Say WHAT? That sounds an awful lot more like a chain letter than sound doctrine to me. What are these kids going to think when, after slavishly saying this prayer the appropriate number of times, they don't get a new bike or a new baby brother? Are they going to conclude, like adult Catholics do, that their prayer was not within the will of God, and try to submit themselves to His will? Or are they going to assume that this whole prayer thing that we've been teaching them about all this time doesn't really "work"?
Non-Catholics tend to like the Bible passage, "When you pray, do not babble like the pagans do." They link "babbling" to the Rosary, and any other repetitive prayer. However, the real issue is the second half of the verse, "who think they will be heard because of their many prayers." We pray the same prayers over and over again because they help us focus, because they use words from the Bible or from saints, or because we have trouble thinking of words of our own. We do NOT pray the same prayers over and over again because we think they have some kind of magical quality in them that will "make" God do what we ask him to.
That is the difference between the prayer of pagans and that of Christians. Pagans prayed to their gods in order to get certain things. The ceremonies had to be performed just so, or there would be hell to pay. (Take the Agamemnon, for instance, or read Livy.) If the right prayers were said and the request wasn't granted, it meant that the god wasn't strong enough, and you would have to go and find a new god who could deliver. I don't think there were many ancient Romans who loved Jupiter -- but they believed Jupiter was a powerful god who could deliver.
Christians pray to unite ourselves closer to God. We ask for things, but in the knowledge that "the Father knows what you need before you ask." We also know that God knows better than us what we need, and when our prayers aren't granted, it's because they weren't to our benefit or part of God's will. So we never demand what we want from God, or consider the granting of our prayers to be "God's end of the bargain" that He must hold up for us to keep holding up our end.
I'm just afraid that this pagan attitude is exactly what prayers like the one of the above encourage. The St. Jude prayer is the same -- you know, the one where you're supposed to make insane numbers of copies of the prayer and leave it around, and satisfaction is 100% guaranteed. For there to be a 100% guarantee on prayer granting, God would have to stop being God, and put us in charge of our destinies instead of Himself. When I think of all the things I have prayed desperately for, longing and longing to have my prayer granted, which I didn't get, I'm thankful. Looking back, in 90% of those cases I can see exactly why God let things go the way they did. He was causing all things to work together for my good -- thank goodness He didn't feel obliged to give me what I thought I needed!

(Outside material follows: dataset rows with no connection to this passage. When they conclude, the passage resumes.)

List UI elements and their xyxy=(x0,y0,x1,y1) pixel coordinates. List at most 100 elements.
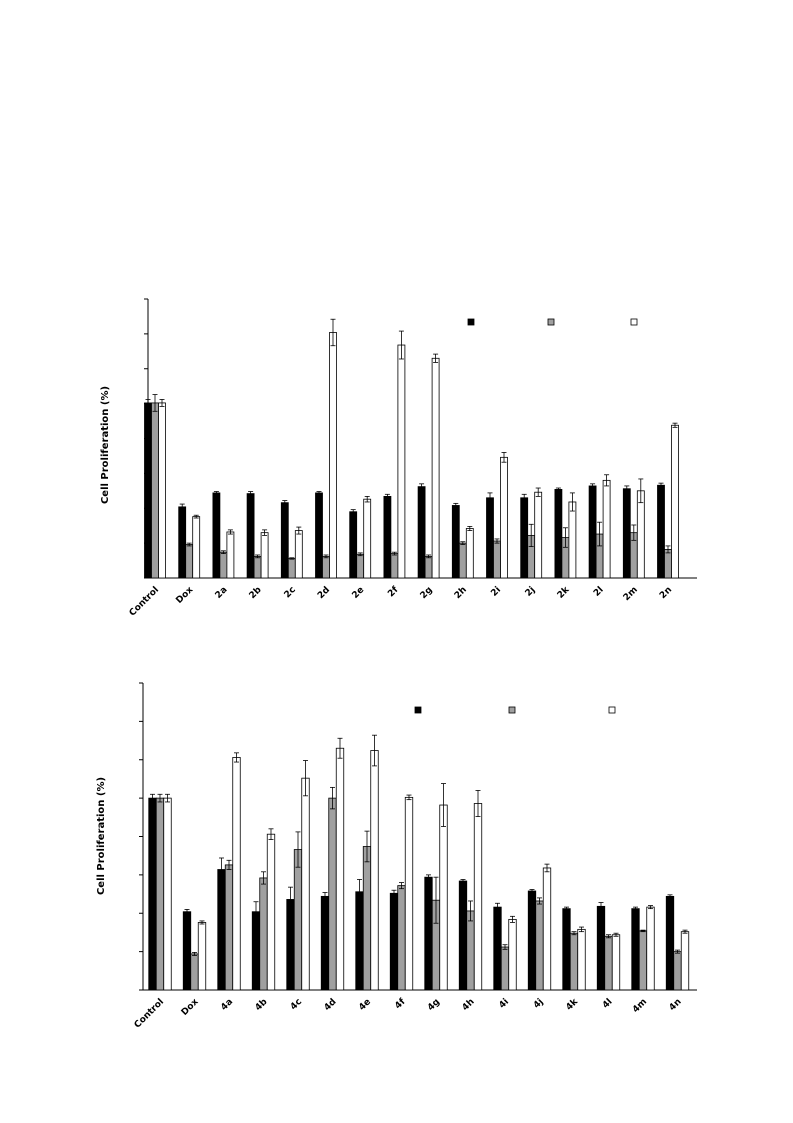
error-bar xyxy=(648,905,653,910)
x-tick-label: 2a xyxy=(214,585,230,601)
legend xyxy=(467,318,638,326)
error-bar xyxy=(562,527,568,548)
legend xyxy=(414,706,616,714)
error-bar xyxy=(665,545,671,554)
bar-2e-s2 xyxy=(356,553,365,579)
bar-4a-s3 xyxy=(232,757,241,991)
x-tick-labels: Control Dox 4a 4b 4c 4d 4e 4f 4g 4h 4i 4j 4k 4l 4m 4n xyxy=(133,996,684,1030)
bar-2c-s2 xyxy=(287,558,296,579)
error-bar xyxy=(316,491,322,495)
error-bar xyxy=(569,492,575,512)
bar-Control-s3 xyxy=(158,402,166,579)
error-bar xyxy=(406,794,412,801)
error-bar xyxy=(255,554,261,559)
x-tick-label: 4k xyxy=(564,996,580,1012)
error-bar xyxy=(364,495,370,503)
error-bar xyxy=(426,874,431,880)
x-tick-label: 2l xyxy=(592,585,606,599)
legend-swatch-1 xyxy=(414,706,422,714)
x-tick-label: 4i xyxy=(497,997,511,1011)
error-bar xyxy=(186,542,192,547)
error-bar xyxy=(268,828,274,840)
x-tick-label: 2k xyxy=(556,584,572,600)
bar-2j-s3 xyxy=(534,491,543,579)
chart-4-series: Cell Proliferation (%) Control Dox 4a 4b 4c 4… xyxy=(96,682,697,1030)
x-tick-label: 2n xyxy=(658,585,674,601)
legend-swatch-1 xyxy=(467,318,475,326)
bar-2n-s2 xyxy=(664,549,672,579)
bar-4h-s1 xyxy=(458,880,468,991)
x-tick-label: 4f xyxy=(393,997,407,1011)
error-bar xyxy=(262,529,268,536)
error-bar xyxy=(391,889,397,897)
bar-4n-s1 xyxy=(665,895,675,991)
bar-Dox-s3 xyxy=(192,516,201,579)
bar-4f-s2 xyxy=(397,885,406,991)
x-tick-label: 4h xyxy=(461,997,477,1013)
error-bar xyxy=(475,790,481,817)
x-tick-label: 2h xyxy=(453,585,469,601)
error-bar xyxy=(624,485,630,492)
bar-2i-s2 xyxy=(493,540,501,579)
legend-swatch-3 xyxy=(630,318,638,326)
error-bar xyxy=(357,552,363,557)
error-bar xyxy=(638,478,644,504)
error-bar xyxy=(399,882,404,890)
error-bar xyxy=(384,493,390,499)
bar-Dox-s3 xyxy=(197,922,207,991)
bar-4i-s2 xyxy=(500,946,510,991)
bar-4m-s1 xyxy=(631,908,640,991)
error-bar xyxy=(226,859,232,870)
error-bar xyxy=(571,931,577,936)
error-bar xyxy=(535,487,541,497)
error-bar xyxy=(289,557,295,560)
bar-2d-s2 xyxy=(322,555,330,579)
bar-2g-s2 xyxy=(424,555,433,579)
error-bar xyxy=(159,399,165,407)
x-tick-label: 2e xyxy=(350,585,366,601)
error-bar xyxy=(433,876,439,924)
error-bar xyxy=(157,793,163,803)
bar-4b-s3 xyxy=(266,833,276,991)
error-bar xyxy=(419,483,425,490)
bar-4k-s3 xyxy=(577,928,586,991)
bar-4l-s2 xyxy=(604,935,613,991)
bar-2i-s3 xyxy=(500,456,508,579)
error-bar xyxy=(391,551,397,556)
bar-Control-s2 xyxy=(151,402,159,579)
bar-4e-s3 xyxy=(370,750,379,991)
error-bar xyxy=(426,554,432,559)
error-bar xyxy=(598,902,604,911)
bar-4f-s1 xyxy=(389,892,399,991)
y-ticks xyxy=(139,682,143,991)
error-bar xyxy=(564,906,569,911)
error-bar xyxy=(521,493,527,502)
bar-2c-s3 xyxy=(294,530,303,579)
bar-2h-s3 xyxy=(465,528,474,579)
bar-4f-s3 xyxy=(404,796,414,991)
error-bar xyxy=(487,492,493,504)
x-tick-label: 4g xyxy=(426,997,442,1013)
error-bar xyxy=(282,500,288,506)
error-bar xyxy=(213,491,219,495)
error-bar xyxy=(357,879,362,905)
x-tick-label: 2f xyxy=(386,585,400,599)
bar-Control-s1 xyxy=(144,402,152,579)
bar-4i-s3 xyxy=(508,918,517,991)
error-bar xyxy=(501,452,507,463)
chart-2-series: Cell Proliferation (%) Control Dox 2a 2b 2c 2… xyxy=(100,298,697,618)
error-bar xyxy=(640,929,646,933)
error-bar xyxy=(220,550,226,554)
error-bar xyxy=(350,509,356,515)
x-tick-label: 4e xyxy=(357,997,373,1013)
x-tick-label: 2c xyxy=(283,585,298,600)
bar-2f-s2 xyxy=(390,553,399,579)
bar-2l-s3 xyxy=(602,479,611,579)
bar-4d-s2 xyxy=(328,797,337,991)
error-bar xyxy=(234,752,239,763)
bar-2g-s1 xyxy=(417,486,426,579)
error-bar xyxy=(150,793,155,803)
error-bar xyxy=(192,951,197,956)
bar-Control-s3 xyxy=(163,797,172,991)
x-tick-label: 4b xyxy=(254,997,270,1013)
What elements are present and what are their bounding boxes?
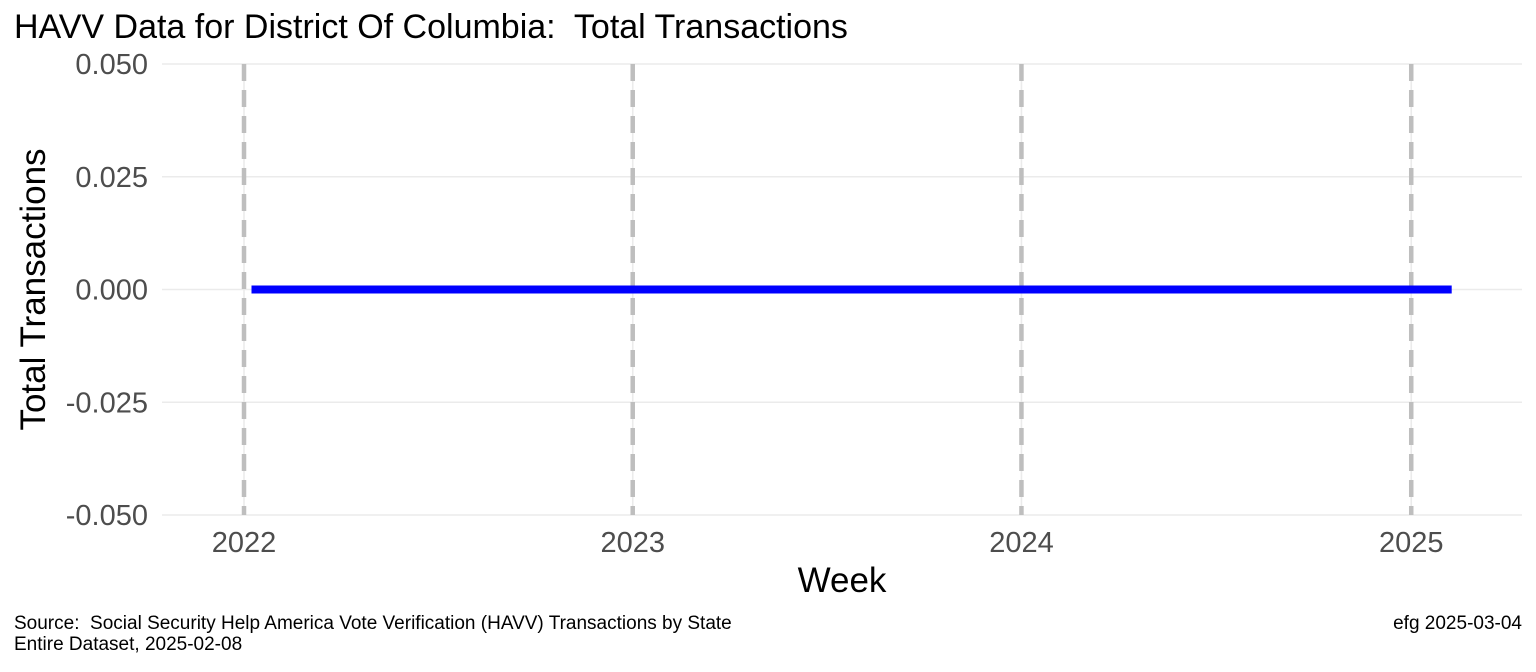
credit-caption: efg 2025-03-04 — [1393, 613, 1522, 634]
x-tick-label: 2023 — [600, 527, 665, 559]
x-tick-label: 2025 — [1379, 527, 1444, 559]
y-tick-label: -0.050 — [66, 500, 148, 532]
source-line: Source: Social Security Help America Vot… — [14, 613, 732, 634]
y-tick-label: 0.000 — [75, 275, 148, 307]
x-axis-title: Week — [798, 561, 887, 600]
chart-title: HAVV Data for District Of Columbia: Tota… — [14, 8, 848, 46]
y-tick-label: 0.025 — [75, 162, 148, 194]
year-marker-layer — [241, 64, 1414, 515]
x-tick-label: 2024 — [989, 527, 1054, 559]
x-tick-label-layer: 2022 2023 2024 2025 — [212, 527, 1444, 559]
y-tick-label: 0.050 — [75, 49, 148, 81]
source-caption: Source: Social Security Help America Vot… — [14, 613, 732, 655]
y-tick-label: -0.025 — [66, 387, 148, 419]
dataset-line: Entire Dataset, 2025-02-08 — [14, 633, 243, 655]
y-tick-label-layer: 0.050 0.025 0.000 -0.025 -0.050 — [66, 49, 148, 532]
y-axis-title: Total Transactions — [14, 148, 53, 430]
x-tick-label: 2022 — [212, 527, 277, 559]
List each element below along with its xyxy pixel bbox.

I can't contradict the principal, but I'm trying to make sure the kids get the idea of what prayer is and isn't in our religion classes. They've got plenty of places, in within Catholic circles, that will be handing out wrong ideas right and left, and I try to innoculate them as well as I can with what I have -- which is a picture Bible and the Baltimore catechism. After all, many of a person's ideas on religion are formed at this age, even before they are old enough to make many decisions based on those ideas.